Published online Sep 21, 2021. doi: 10.3748/wjg.v27.i35.5946
Peer-review started: March 5, 2021
First decision: April 5, 2021
Revised: April 7, 2021
Accepted: August 10, 2021
Article in press: August 10, 2021
Published online: September 21, 2021
Currently, the etiology and pathogenesis of Crohn’s disease (CD) are not completely known, which makes it incurable. It is urgent to reveal the pathophysiological mechanism of CD and investigate new therapeutic targets.
To explore a potential therapeutic target for CD and verify its role in the CD pathological mechanism.

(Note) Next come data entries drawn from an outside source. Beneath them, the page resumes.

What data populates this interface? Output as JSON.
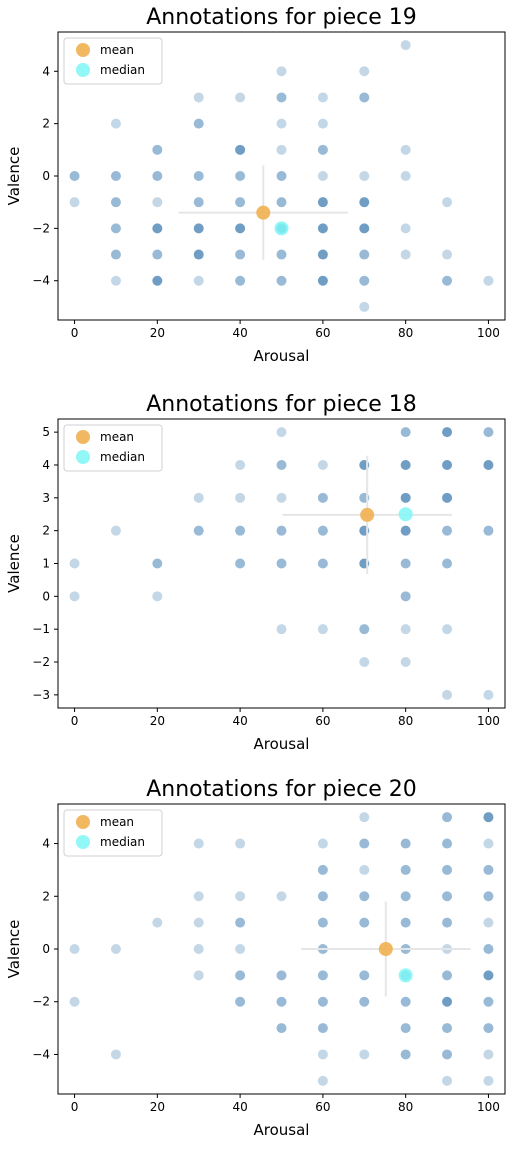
{
  "colors": {
    "points": "#4682b4",
    "mean": "#f0b050",
    "median": "#7ef6f6",
    "errorbar": "#e6e6e6",
    "axis": "#000000"
  },
  "chart_data": [
    {
      "type": "scatter",
      "title": "Annotations for piece 19",
      "xlabel": "Arousal",
      "ylabel": "Valence",
      "xlim": [
        -4,
        104
      ],
      "ylim": [
        -5.5,
        5.5
      ],
      "xticks": [
        0,
        20,
        40,
        60,
        80,
        100
      ],
      "yticks": [
        -4,
        -2,
        0,
        2,
        4
      ],
      "legend": {
        "position": "top-left",
        "entries": [
          "mean",
          "median"
        ]
      },
      "points": [
        [
          0,
          0,
          2
        ],
        [
          0,
          -1,
          1
        ],
        [
          10,
          2,
          1
        ],
        [
          10,
          0,
          2
        ],
        [
          10,
          -1,
          2
        ],
        [
          10,
          -2,
          2
        ],
        [
          10,
          -3,
          2
        ],
        [
          10,
          -4,
          1
        ],
        [
          20,
          1,
          2
        ],
        [
          20,
          0,
          2
        ],
        [
          20,
          -1,
          1
        ],
        [
          20,
          -2,
          3
        ],
        [
          20,
          -3,
          2
        ],
        [
          20,
          -4,
          3
        ],
        [
          30,
          3,
          1
        ],
        [
          30,
          2,
          2
        ],
        [
          30,
          0,
          2
        ],
        [
          30,
          -1,
          2
        ],
        [
          30,
          -2,
          3
        ],
        [
          30,
          -3,
          3
        ],
        [
          30,
          -4,
          1
        ],
        [
          40,
          3,
          1
        ],
        [
          40,
          1,
          3
        ],
        [
          40,
          0,
          2
        ],
        [
          40,
          -1,
          2
        ],
        [
          40,
          -2,
          3
        ],
        [
          40,
          -3,
          2
        ],
        [
          40,
          -4,
          2
        ],
        [
          50,
          4,
          1
        ],
        [
          50,
          3,
          2
        ],
        [
          50,
          2,
          1
        ],
        [
          50,
          1,
          1
        ],
        [
          50,
          0,
          2
        ],
        [
          50,
          -1,
          2
        ],
        [
          50,
          -2,
          3
        ],
        [
          50,
          -3,
          2
        ],
        [
          50,
          -4,
          2
        ],
        [
          60,
          3,
          1
        ],
        [
          60,
          2,
          1
        ],
        [
          60,
          1,
          2
        ],
        [
          60,
          0,
          1
        ],
        [
          60,
          -1,
          3
        ],
        [
          60,
          -2,
          3
        ],
        [
          60,
          -3,
          3
        ],
        [
          60,
          -4,
          3
        ],
        [
          70,
          4,
          1
        ],
        [
          70,
          3,
          2
        ],
        [
          70,
          0,
          1
        ],
        [
          70,
          -1,
          3
        ],
        [
          70,
          -2,
          3
        ],
        [
          70,
          -3,
          2
        ],
        [
          70,
          -4,
          2
        ],
        [
          70,
          -5,
          1
        ],
        [
          80,
          5,
          1
        ],
        [
          80,
          1,
          1
        ],
        [
          80,
          0,
          1
        ],
        [
          80,
          -2,
          1
        ],
        [
          80,
          -3,
          1
        ],
        [
          90,
          -1,
          1
        ],
        [
          90,
          -3,
          1
        ],
        [
          90,
          -4,
          2
        ],
        [
          100,
          -4,
          1
        ]
      ],
      "mean": {
        "x": 45.6,
        "y": -1.4,
        "x_err": 20.5,
        "y_err": 1.8
      },
      "median": {
        "x": 50,
        "y": -2
      }
    },
    {
      "type": "scatter",
      "title": "Annotations for piece 18",
      "xlabel": "Arousal",
      "ylabel": "Valence",
      "xlim": [
        -4,
        104
      ],
      "ylim": [
        -3.4,
        5.4
      ],
      "xticks": [
        0,
        20,
        40,
        60,
        80,
        100
      ],
      "yticks": [
        -3,
        -2,
        -1,
        0,
        1,
        2,
        3,
        4,
        5
      ],
      "legend": {
        "position": "top-left",
        "entries": [
          "mean",
          "median"
        ]
      },
      "points": [
        [
          0,
          1,
          1
        ],
        [
          0,
          0,
          1
        ],
        [
          10,
          2,
          1
        ],
        [
          20,
          1,
          2
        ],
        [
          20,
          0,
          1
        ],
        [
          30,
          3,
          1
        ],
        [
          30,
          2,
          2
        ],
        [
          40,
          4,
          1
        ],
        [
          40,
          3,
          1
        ],
        [
          40,
          2,
          2
        ],
        [
          40,
          1,
          2
        ],
        [
          50,
          5,
          1
        ],
        [
          50,
          4,
          2
        ],
        [
          50,
          3,
          1
        ],
        [
          50,
          2,
          2
        ],
        [
          50,
          1,
          2
        ],
        [
          50,
          -1,
          1
        ],
        [
          60,
          4,
          1
        ],
        [
          60,
          3,
          2
        ],
        [
          60,
          2,
          2
        ],
        [
          60,
          1,
          2
        ],
        [
          60,
          -1,
          1
        ],
        [
          70,
          4,
          3
        ],
        [
          70,
          3,
          2
        ],
        [
          70,
          2,
          3
        ],
        [
          70,
          1,
          3
        ],
        [
          70,
          -1,
          2
        ],
        [
          70,
          -2,
          1
        ],
        [
          80,
          5,
          2
        ],
        [
          80,
          4,
          3
        ],
        [
          80,
          3,
          3
        ],
        [
          80,
          2,
          3
        ],
        [
          80,
          1,
          2
        ],
        [
          80,
          0,
          2
        ],
        [
          80,
          -1,
          1
        ],
        [
          80,
          -2,
          1
        ],
        [
          90,
          5,
          3
        ],
        [
          90,
          4,
          3
        ],
        [
          90,
          3,
          3
        ],
        [
          90,
          2,
          2
        ],
        [
          90,
          1,
          2
        ],
        [
          90,
          -1,
          1
        ],
        [
          90,
          -3,
          1
        ],
        [
          100,
          5,
          2
        ],
        [
          100,
          4,
          3
        ],
        [
          100,
          2,
          2
        ],
        [
          100,
          -3,
          1
        ]
      ],
      "mean": {
        "x": 70.7,
        "y": 2.48,
        "x_err": 20.5,
        "y_err": 1.8
      },
      "median": {
        "x": 80,
        "y": 2.5
      }
    },
    {
      "type": "scatter",
      "title": "Annotations for piece 20",
      "xlabel": "Arousal",
      "ylabel": "Valence",
      "xlim": [
        -4,
        104
      ],
      "ylim": [
        -5.5,
        5.5
      ],
      "xticks": [
        0,
        20,
        40,
        60,
        80,
        100
      ],
      "yticks": [
        -4,
        -2,
        0,
        2,
        4
      ],
      "legend": {
        "position": "top-left",
        "entries": [
          "mean",
          "median"
        ]
      },
      "points": [
        [
          0,
          0,
          1
        ],
        [
          0,
          -2,
          1
        ],
        [
          10,
          0,
          1
        ],
        [
          10,
          -4,
          1
        ],
        [
          20,
          1,
          1
        ],
        [
          30,
          4,
          1
        ],
        [
          30,
          2,
          1
        ],
        [
          30,
          1,
          1
        ],
        [
          30,
          0,
          1
        ],
        [
          30,
          -1,
          1
        ],
        [
          40,
          4,
          1
        ],
        [
          40,
          2,
          1
        ],
        [
          40,
          1,
          2
        ],
        [
          40,
          0,
          1
        ],
        [
          40,
          -1,
          2
        ],
        [
          40,
          -2,
          2
        ],
        [
          50,
          2,
          1
        ],
        [
          50,
          -1,
          2
        ],
        [
          50,
          -2,
          2
        ],
        [
          50,
          -3,
          2
        ],
        [
          60,
          4,
          1
        ],
        [
          60,
          3,
          2
        ],
        [
          60,
          2,
          2
        ],
        [
          60,
          1,
          2
        ],
        [
          60,
          0,
          2
        ],
        [
          60,
          -1,
          2
        ],
        [
          60,
          -2,
          2
        ],
        [
          60,
          -3,
          2
        ],
        [
          60,
          -4,
          1
        ],
        [
          60,
          -5,
          1
        ],
        [
          70,
          5,
          1
        ],
        [
          70,
          4,
          2
        ],
        [
          70,
          3,
          1
        ],
        [
          70,
          2,
          2
        ],
        [
          70,
          1,
          2
        ],
        [
          70,
          -1,
          2
        ],
        [
          70,
          -2,
          2
        ],
        [
          70,
          -4,
          1
        ],
        [
          80,
          4,
          2
        ],
        [
          80,
          3,
          2
        ],
        [
          80,
          2,
          2
        ],
        [
          80,
          1,
          2
        ],
        [
          80,
          0,
          2
        ],
        [
          80,
          -1,
          2
        ],
        [
          80,
          -2,
          2
        ],
        [
          80,
          -3,
          2
        ],
        [
          80,
          -4,
          2
        ],
        [
          90,
          5,
          2
        ],
        [
          90,
          4,
          2
        ],
        [
          90,
          3,
          2
        ],
        [
          90,
          2,
          2
        ],
        [
          90,
          1,
          2
        ],
        [
          90,
          0,
          1
        ],
        [
          90,
          -1,
          2
        ],
        [
          90,
          -2,
          3
        ],
        [
          90,
          -3,
          2
        ],
        [
          90,
          -4,
          2
        ],
        [
          90,
          -5,
          1
        ],
        [
          100,
          5,
          3
        ],
        [
          100,
          4,
          1
        ],
        [
          100,
          3,
          2
        ],
        [
          100,
          2,
          2
        ],
        [
          100,
          1,
          1
        ],
        [
          100,
          0,
          2
        ],
        [
          100,
          -1,
          3
        ],
        [
          100,
          -2,
          2
        ],
        [
          100,
          -3,
          2
        ],
        [
          100,
          -4,
          1
        ],
        [
          100,
          -5,
          1
        ]
      ],
      "mean": {
        "x": 75.2,
        "y": 0,
        "x_err": 20.5,
        "y_err": 1.8
      },
      "median": {
        "x": 80,
        "y": -1
      }
    }
  ]
}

In this study, we attempted to find a potential therapeutic target for CD and verify its role in the CD pathological mechanism in vitro.
Proteomics was implemented to quantify the protein profile in the plasma of CD patients. Among the differentially expressed proteins, a hub gene that could regulate the immune response was selected for further study. The expression of the selected hub gene in the inflamed intestinal mucosa was verified by immunohistochemical staining. In vitro, the effects of the hub gene on the expression of proinflammatory cytokines and the NF-κB signalling pathway were evaluated by ELISA, qRT-PCR, and Western blot analysis.
Fibrinogen-like protein 1 (FGL1), as a hub gene of the differentially expressed proteins, was confirmed to be markedly upregulated in the plasma and intestinal mucosa of CD patients. Silencing FGL1 downregulated the levels of the proinflammatory cytokines IL-1β, IL-6, IL-17, and TNF-α. Furthermore, FGL1 knockdown repressed the mRNA expression of NF-κB and the protein levels of IKKα, IKKβ, p-IKKα/β, p-IκBα, and p-p65. Overexpression of FGL1 enhanced these results.
FGL1 may promote intestinal inflammation modulated by the canonical NF-κB signalling pathway and has the potential to be a therapeutic target for CD.
Our findings indicate a critical role of FGL1 in the onset and progression of CD, which may serve as a potential prognostic biomarker and therapeutic target for CD.